The first version of HTTP, HTTP/1.0, where every request is a connection.

Connection keep-alive was introduced in HTTP version 1.1, published in 1997 and implemented a few years later (RFC 2068 and RFC 2616). This allowed requests to share a TCP connection for at least a little bit.

# First request
Client -> Server: SYN
Server -> Client: SYN-ACK
Client -> Server: ACK
Client -> Server: HTTP Request
Server -> Client: HTTP Response
[Connection stays open]

# Second request
Client -> Server: HTTP Request
Server -> Client: HTTP Response
[Connection stays open]

HTTP/1.1 with the TCP connection maintained with keep-alive.

keep-alive brought the connection overhead way down, but still required long-polling patterns by clients in order to pull down new data and/or actually keep the connection alive. This is where WebSockets entered the picture (2011) and they make the next logical to push data both ways in the persistent connection.

With that said, HTTP/2 showed up in 2015 and has a very similar feature set to WebSockets. And HTTP/3 has also arrived on the scene in 2022 (RFC 9114). HTTP/3 is a massive departure from earlier version since it removes the underlying TCP in favor of a new fancy UDP based protocl, QUIC (Quick UDP Internet Connections). This modification of the network stack is a way bigger migration lift then a dynamic connection upgrade. And while we are here, WebTransport showed up in 2023 and is the natural succesor to WebSockets, but built on HTTP/3 instead of HTTP/1.1.

Early nostr development started around 2021 and gives some insight into why its rolled with WebSockets. HTTP/3 was very fresh, not even finalized, so could not be considered as a base protocol. WebSockets on the other hand were tried and true. That just leaves why not HTTP/2? At its heart, HTTP/2 is still request/response optimized whereas WebSockets are a bi-direction stream. Given the nature of the client/relay relationship in nostr, WebSockets were the clear fit.

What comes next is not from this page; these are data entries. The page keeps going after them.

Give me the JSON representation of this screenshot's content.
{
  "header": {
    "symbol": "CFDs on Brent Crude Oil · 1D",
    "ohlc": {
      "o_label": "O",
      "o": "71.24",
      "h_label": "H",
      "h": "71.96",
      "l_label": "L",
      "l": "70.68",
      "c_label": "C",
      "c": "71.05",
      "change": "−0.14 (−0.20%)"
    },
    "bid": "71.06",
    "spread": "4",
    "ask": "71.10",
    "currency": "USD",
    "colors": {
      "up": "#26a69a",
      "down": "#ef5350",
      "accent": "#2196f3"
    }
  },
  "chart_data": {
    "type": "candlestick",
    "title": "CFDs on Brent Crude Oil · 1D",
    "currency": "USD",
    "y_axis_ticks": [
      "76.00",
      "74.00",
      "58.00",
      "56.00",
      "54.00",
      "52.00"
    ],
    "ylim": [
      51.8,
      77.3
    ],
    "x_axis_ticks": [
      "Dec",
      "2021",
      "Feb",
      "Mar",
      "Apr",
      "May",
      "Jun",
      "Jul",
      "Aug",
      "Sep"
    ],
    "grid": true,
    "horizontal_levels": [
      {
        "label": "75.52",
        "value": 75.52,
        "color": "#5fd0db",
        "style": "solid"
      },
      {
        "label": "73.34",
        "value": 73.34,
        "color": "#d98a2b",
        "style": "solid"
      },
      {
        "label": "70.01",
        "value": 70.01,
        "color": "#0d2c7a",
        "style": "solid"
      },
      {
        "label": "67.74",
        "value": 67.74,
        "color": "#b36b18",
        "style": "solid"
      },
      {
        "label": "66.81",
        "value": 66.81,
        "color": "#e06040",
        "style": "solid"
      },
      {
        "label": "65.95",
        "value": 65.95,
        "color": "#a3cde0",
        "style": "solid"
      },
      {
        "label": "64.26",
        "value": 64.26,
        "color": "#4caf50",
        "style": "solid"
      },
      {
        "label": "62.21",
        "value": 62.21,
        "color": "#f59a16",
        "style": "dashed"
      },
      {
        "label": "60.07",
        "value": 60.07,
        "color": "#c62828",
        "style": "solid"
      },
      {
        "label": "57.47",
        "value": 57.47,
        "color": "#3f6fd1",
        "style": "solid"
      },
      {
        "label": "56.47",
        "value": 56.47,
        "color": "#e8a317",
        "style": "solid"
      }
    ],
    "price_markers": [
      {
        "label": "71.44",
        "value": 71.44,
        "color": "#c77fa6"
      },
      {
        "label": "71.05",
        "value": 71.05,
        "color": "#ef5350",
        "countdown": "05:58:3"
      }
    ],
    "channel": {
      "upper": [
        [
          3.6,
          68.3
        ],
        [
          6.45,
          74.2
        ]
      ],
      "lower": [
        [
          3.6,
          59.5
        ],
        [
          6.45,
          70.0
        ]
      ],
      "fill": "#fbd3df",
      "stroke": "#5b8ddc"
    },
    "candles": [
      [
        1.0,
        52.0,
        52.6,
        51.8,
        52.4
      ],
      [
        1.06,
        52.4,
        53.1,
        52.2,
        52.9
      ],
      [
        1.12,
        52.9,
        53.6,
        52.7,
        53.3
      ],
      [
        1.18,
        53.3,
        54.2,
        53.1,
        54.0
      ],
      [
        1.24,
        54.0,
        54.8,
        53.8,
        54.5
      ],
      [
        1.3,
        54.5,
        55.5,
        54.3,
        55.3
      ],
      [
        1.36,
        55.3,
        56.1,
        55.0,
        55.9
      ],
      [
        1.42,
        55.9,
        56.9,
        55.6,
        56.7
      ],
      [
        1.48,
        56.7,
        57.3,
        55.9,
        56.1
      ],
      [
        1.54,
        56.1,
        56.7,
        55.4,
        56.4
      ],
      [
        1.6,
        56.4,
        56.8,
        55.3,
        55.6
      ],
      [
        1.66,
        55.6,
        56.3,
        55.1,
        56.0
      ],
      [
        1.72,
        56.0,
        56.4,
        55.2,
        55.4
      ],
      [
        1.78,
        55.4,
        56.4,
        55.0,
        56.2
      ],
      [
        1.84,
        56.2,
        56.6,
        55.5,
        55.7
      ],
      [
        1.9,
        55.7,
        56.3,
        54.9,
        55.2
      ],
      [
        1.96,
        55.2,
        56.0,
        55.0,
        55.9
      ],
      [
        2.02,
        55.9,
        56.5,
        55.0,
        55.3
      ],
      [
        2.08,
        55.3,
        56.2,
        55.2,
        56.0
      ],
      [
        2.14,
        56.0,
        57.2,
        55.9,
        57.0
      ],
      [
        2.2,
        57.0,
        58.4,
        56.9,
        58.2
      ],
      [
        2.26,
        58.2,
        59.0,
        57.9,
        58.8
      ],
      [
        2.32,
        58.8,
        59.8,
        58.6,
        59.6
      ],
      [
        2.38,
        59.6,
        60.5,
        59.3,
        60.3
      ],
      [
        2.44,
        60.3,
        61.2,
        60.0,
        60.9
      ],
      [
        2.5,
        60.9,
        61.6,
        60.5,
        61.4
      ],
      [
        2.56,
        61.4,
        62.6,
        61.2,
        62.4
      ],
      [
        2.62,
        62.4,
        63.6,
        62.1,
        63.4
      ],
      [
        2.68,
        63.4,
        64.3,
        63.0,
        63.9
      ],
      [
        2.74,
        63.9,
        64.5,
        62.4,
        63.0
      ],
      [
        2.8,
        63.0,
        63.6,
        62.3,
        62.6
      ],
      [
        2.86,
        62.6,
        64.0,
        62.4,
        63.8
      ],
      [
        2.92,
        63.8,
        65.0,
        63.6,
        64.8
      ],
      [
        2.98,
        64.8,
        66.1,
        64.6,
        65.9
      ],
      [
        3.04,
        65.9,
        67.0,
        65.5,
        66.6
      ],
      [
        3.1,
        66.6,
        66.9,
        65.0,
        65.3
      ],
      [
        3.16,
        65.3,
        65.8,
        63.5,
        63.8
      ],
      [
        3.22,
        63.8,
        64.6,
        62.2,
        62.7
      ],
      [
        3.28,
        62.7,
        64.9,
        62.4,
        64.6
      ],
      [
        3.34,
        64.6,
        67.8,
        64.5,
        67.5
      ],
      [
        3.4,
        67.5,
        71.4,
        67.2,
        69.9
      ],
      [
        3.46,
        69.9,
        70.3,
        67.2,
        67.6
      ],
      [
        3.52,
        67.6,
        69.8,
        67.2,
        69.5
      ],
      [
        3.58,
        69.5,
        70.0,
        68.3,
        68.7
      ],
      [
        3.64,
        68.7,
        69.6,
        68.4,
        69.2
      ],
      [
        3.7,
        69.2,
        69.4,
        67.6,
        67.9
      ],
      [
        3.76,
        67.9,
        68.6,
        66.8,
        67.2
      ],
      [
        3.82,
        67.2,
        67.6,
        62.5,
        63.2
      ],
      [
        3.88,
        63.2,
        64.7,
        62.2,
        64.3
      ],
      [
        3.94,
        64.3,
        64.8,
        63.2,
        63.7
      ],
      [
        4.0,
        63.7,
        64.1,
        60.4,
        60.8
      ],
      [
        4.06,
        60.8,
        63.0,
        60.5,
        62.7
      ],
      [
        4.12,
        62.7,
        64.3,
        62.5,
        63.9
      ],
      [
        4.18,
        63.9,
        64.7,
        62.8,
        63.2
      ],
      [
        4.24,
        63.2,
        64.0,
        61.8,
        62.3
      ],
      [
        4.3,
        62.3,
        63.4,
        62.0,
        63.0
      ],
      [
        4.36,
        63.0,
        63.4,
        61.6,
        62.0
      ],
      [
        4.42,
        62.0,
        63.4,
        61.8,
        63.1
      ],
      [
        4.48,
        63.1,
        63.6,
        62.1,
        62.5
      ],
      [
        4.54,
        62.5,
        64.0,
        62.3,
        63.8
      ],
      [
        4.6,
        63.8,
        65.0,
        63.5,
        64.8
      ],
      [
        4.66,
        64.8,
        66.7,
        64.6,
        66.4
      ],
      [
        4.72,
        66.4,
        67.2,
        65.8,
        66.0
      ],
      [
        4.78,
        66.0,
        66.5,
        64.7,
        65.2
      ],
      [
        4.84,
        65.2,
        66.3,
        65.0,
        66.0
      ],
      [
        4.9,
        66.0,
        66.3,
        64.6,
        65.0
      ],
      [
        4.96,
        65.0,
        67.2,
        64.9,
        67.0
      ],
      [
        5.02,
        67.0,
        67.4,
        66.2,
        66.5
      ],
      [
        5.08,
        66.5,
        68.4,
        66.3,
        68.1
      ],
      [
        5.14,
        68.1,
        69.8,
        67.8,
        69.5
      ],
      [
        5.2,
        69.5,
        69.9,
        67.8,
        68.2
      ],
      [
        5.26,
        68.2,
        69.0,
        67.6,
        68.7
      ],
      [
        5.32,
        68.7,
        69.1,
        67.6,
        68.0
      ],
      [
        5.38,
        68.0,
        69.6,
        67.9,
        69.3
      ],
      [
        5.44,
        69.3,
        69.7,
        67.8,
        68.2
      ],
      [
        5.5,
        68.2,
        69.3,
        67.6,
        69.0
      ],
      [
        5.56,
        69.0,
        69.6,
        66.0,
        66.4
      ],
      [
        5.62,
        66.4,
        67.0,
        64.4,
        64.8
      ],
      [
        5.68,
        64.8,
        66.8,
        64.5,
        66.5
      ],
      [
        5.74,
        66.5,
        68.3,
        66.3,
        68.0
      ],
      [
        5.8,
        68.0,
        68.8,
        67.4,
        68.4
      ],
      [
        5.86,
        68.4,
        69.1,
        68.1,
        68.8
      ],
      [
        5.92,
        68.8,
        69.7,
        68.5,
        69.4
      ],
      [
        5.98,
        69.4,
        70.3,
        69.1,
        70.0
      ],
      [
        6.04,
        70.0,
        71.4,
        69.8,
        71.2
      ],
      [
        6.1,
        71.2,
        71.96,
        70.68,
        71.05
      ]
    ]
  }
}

There are some challenges to WebSockets which are relevant to the nostr use case. Infrastructure like load balancers and proxies was originally developed with stateless HTTP in mind. Maintaining a connection complicates things, but isn’t much of an issue these days with modern proxies developing neat ways to support WebSockets. Probably a bigger issue for the nostr use case is the resources required for persistent connections. If a relay has hundreds or thousands of clients subscribed to it, that is a lot of parallel connections. Same for a client attempt to post to a ton of relays. But I believe there are ways to mitigate these resource requirements by leveraging the simplicity of the nostr topology.

The nostr ecosystem does not fundamentally depend on any aspect of websockets, it could work with just old school HTTP. Decentralization comes from the sovereign identity and data. Locking nostr to websockets allows any nostr client to connect to any nostr relay, no feature handshake negotiation required, bootstrapping a network effect with immediate interoperability. We want to get to a fully fledged sovereign identity ecosystem as quick as possible, so let’s just lock in a reasonable transport.

topology

The extreme simplicity of the nostr topology is key to its power. Clients talk to relays, relays do not talk to each other. If a client wants wider distribution, it is on them to connect to more relays.

One can quickly think of many use cases which are easier to implement if relays could talk to other relays. However, it introduces a boatload of terribly complex failure scenarios we see in the federated systems.

Relay consensus.
Event forwarding loops.
Relay relationships.

There is nothing stopping someone from running a client which simply reads off one relays and posts to another, but it isn’t codified in any way in the protocol.